We navigate a range of sounds and volumes throughout the day. While we typically do not think twice about the noise we are regularly exposed to, some of it can actually be harmful for hearing health. 

Exposure to loud noise is actually a common cause of hearing loss, a permanent medical condition that affects 1 in 8 people. Teenagers and young adults are increasingly becoming more at risk of noise induced hearing loss. In fact, according to the Hearing Health Foundation:

  • 50% of people ages 12-35 could be exposed to unsafe noise from personal listening devices
  • 40% of people ages 12-35 could be exposed to potentially damaging levels of sound at entertainment venues

Additionally, 30 million people in the U.S. are exposed to hazardous noise levels in the workplace. There are numerous other ways we absorb loud noise daily that is potentially dangerous. It is important to be aware of your daily exposure and ways you can protect your hearing health!


Noise Induced Hearing Loss

Hearing loss can be caused by existing medical conditions, genetic history, aging, and loud noise. One exposure to a loud noise or consistent exposure to noise can cause irreparable damage to integral parts of the auditory system which is how we hear. Noise induced hearing loss results from damage or loss of sensitivity of the hair cells in the inner ear. 

There are thousands of hair cells in each ear which help translate soundwaves into electrical signals. These signals then travel through auditory pathways to the brain where they are processed. The brain assigns meaning to the sound which allows us to understand what we hear. 

Loud noise can strain these tiny hair cells which unlike other types of cells, do not regenerate. This means that we are born with all of the hair cells in the ear that we will ever have and when they are damaged, the effects are permanent. Damaged hair cells are unable to help the brain process sound waves as effectively, resulting in hearing loss.


How Loud is too Loud?

Sound is measured in units referred to as decibels (dB) and noise that is 85dB and above, is considered potentially harmful to hearing. To have a sense of what that sounds like, you can refer to the following spectrum: 

          0dB: silence

          30dB: whispering

          60dB: normal conversation

          80dB: city traffic, vacuum cleaner

          100dB: power equipment (hand drill, lawnmower)

          120: airplane takeoff

          130dB: concert

It is important to note that there are everyday activities we engage in that expose us to noise above 85dB. This includes using household appliances, commuting to work, listening to audio on your phone, attending concerts etc.


Monitoring Daily Exposure

One way to reduce your risk of developing hearing loss is to monitor and reduce your daily exposure to dangerous noise levels. This involves knowing the decibels and length of time you are exposed. The greater the decibels, the higher the hazardous impact it can have on your hearing. For example, experts suggest that you can listen to sounds at 85dB for a maximum of 8 hours versus sounds at 88dB for 4 hours in a day. 

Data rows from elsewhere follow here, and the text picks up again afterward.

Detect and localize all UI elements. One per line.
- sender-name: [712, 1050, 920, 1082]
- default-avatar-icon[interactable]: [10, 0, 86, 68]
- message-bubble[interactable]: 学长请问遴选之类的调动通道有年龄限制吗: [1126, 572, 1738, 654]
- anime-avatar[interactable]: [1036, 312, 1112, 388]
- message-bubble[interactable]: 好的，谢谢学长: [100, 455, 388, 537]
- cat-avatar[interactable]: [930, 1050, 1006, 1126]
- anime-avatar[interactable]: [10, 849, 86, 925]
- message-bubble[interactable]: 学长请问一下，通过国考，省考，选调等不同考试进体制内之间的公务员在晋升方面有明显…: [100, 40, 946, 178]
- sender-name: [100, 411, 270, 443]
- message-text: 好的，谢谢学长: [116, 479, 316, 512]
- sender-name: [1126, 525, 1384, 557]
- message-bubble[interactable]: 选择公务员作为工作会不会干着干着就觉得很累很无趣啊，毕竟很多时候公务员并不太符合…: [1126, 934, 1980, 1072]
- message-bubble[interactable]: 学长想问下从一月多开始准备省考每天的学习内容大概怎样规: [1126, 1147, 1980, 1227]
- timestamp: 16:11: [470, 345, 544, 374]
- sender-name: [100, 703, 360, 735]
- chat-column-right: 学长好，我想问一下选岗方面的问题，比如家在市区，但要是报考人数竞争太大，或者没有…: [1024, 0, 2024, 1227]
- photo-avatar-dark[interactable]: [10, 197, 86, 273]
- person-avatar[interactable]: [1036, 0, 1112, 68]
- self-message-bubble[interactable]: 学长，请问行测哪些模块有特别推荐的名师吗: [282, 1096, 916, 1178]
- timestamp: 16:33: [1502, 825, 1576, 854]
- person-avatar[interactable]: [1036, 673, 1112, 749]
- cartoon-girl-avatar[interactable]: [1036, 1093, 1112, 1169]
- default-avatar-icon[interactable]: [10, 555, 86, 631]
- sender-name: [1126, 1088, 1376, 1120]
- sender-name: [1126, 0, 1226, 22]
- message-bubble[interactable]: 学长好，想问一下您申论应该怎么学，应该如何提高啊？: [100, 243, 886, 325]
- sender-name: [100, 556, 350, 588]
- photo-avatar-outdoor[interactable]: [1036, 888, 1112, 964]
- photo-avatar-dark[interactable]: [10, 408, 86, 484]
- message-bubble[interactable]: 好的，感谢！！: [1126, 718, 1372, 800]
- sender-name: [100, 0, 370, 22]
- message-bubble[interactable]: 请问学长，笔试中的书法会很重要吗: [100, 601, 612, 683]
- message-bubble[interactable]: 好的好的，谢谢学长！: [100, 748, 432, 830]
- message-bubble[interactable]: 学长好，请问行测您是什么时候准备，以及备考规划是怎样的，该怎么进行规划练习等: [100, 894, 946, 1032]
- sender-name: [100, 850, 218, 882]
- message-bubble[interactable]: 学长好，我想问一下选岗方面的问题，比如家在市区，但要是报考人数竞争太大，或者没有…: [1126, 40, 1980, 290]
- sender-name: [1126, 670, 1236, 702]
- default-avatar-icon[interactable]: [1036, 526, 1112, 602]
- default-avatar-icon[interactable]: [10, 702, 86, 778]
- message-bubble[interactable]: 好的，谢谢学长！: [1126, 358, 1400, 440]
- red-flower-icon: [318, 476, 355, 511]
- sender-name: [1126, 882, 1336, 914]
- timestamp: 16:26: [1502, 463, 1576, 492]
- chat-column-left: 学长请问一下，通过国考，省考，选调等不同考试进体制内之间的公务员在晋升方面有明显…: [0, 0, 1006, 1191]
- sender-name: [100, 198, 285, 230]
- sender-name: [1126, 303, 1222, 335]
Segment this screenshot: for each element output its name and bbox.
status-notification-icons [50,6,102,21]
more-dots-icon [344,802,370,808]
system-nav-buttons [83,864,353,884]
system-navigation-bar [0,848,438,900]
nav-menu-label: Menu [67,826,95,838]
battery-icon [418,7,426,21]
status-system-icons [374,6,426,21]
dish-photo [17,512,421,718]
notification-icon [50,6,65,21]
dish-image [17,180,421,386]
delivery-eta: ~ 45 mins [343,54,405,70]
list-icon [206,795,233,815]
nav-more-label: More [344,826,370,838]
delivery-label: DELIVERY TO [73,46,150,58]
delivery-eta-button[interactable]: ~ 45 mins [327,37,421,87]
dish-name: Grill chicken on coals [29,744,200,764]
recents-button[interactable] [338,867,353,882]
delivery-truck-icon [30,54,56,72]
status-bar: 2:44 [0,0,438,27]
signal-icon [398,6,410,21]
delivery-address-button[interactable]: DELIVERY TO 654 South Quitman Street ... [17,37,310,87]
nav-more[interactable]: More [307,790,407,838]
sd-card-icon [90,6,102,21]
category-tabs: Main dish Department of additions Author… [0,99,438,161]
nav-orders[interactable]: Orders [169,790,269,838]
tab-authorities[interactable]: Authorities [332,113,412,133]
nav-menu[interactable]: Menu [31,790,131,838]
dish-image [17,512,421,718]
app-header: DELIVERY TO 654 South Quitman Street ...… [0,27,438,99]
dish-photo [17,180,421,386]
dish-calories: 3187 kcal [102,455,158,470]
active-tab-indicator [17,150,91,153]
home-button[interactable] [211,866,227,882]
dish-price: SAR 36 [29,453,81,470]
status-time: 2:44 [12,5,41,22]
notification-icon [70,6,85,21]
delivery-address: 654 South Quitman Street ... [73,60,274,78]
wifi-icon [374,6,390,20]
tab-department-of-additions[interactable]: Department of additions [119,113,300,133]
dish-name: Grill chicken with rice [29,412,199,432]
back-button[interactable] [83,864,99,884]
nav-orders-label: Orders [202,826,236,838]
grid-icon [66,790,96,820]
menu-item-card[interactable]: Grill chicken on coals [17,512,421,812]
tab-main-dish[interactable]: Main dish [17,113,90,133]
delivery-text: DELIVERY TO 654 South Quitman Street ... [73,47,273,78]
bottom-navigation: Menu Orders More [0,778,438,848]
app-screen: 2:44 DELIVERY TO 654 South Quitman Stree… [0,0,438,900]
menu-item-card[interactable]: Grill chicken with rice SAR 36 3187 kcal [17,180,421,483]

You can monitor decibels in a given environment by downloading an app that measures sound! There are apps that measure decibel levels which is a useful way to stay aware of the noise you are absorbing. So, when the app identifies a sound that is 85dB or higher, you should implement safety precautions if you are unable to distance yourself from the source of the noise.


Protect Your Hearing Health

There are numerous ways you can protect your hearing health and reduce your risk of hearing loss. A few tips include:

          Wear Protective Gear: there are various types – earmuffs, ear plugs, earbuds etc. which serve as a protective barrier. They reduce the amount of soundwaves you absorb, minimizing the impact of loud noise.

          Noise Cancelling Headphones: investing in noise cancellation features reduces background noise which means you do not have to increase the volume on your device in noisier settings.

          Take Listening Breaks: allows your ears and brain to rest and recover from constantly absorbing and processing sound.

          Have Your Hearing Assessed: Hearing tests measure your hearing ability in both ears and identify any impairment, allowing you to address and treat any hearing loss you may be experiencing.